One of the first steps of real empowerment is to create full transparency of information, based on facts and data. This needs to be shared to secure that all receivers of empowerment understand the background, environment and challenges moving ahead. The leaders’ task is about being ahead of things, and replacing control of what has happened or not, by a proactive planning process both for the team and individually for each member. The planning is meant to be used to anticipate and prepare for future challenges and issues. It is about supporting the team to know what to do and how to act when solving the most important questions ahead. The key to this, is to support the team to identify its gaps, meaning important issues lacking solutions. Then it is necessary to translate those gaps into questions, which are to be put to all the people who should answer the questions and execute a solution. Making decisions based on everyone’s suggestions for how to solve the question needs to be supported by a solid method. Finally, the decisions need to be assigned to team members taking actions to execute the decided concrete steps. All this is done in an involving atmosphere where asking for volunteers guides the selection of responsible individuals or teams.
By approaching empowerment from a practical side, supporting teams and individuals to make decisions and execute them, leadership becomes a craftsmanship for daily work. It is about hands-on meetings to address the teams’ identified gaps. It is also about replacing slogans, posters and printed coffee cups by tangible actions. Team decisions need back-up by face to face conversations to secure that the decisions are fully understood and processed into individual actions.
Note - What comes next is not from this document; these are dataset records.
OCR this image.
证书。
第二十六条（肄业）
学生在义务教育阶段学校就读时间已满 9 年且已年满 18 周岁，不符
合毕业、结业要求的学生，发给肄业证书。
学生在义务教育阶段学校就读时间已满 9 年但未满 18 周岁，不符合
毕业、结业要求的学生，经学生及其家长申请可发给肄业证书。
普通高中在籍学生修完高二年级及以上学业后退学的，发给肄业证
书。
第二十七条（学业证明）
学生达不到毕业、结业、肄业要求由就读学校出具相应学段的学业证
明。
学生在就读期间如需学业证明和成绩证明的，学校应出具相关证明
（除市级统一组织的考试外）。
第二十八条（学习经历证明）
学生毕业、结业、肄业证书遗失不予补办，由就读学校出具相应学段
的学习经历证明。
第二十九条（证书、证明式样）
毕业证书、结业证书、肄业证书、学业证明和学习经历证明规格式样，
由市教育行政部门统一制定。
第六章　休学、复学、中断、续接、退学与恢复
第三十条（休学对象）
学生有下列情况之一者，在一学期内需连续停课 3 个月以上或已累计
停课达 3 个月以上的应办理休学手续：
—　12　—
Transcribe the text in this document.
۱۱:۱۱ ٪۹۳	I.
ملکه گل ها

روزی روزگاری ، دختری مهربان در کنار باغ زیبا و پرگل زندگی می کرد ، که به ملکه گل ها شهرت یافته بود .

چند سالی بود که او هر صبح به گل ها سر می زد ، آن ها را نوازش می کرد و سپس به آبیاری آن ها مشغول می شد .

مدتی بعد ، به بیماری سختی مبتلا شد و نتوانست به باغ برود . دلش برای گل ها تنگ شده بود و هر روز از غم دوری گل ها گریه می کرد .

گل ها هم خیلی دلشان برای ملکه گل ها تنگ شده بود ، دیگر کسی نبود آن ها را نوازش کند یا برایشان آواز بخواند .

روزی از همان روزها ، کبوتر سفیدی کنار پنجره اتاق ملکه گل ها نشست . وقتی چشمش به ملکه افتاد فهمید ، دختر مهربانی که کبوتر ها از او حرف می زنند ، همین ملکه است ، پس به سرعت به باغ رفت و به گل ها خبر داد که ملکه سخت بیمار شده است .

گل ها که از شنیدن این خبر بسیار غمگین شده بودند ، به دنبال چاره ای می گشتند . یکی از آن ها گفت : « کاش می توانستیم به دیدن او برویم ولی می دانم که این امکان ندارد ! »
Keeping track of the decisions, actions and their outcome is necessary in order to really build up a credible empowerment process. Therefore, a new leadership is required and – by the way – also demanded by an increasing number of leaders. Obviously, this has little to do with charisma or personality, it is something that leaders can exercise and learn. However, it requires that leaders replace their existing methods of command and control or KPI drive with a way of working based on involvement and trust.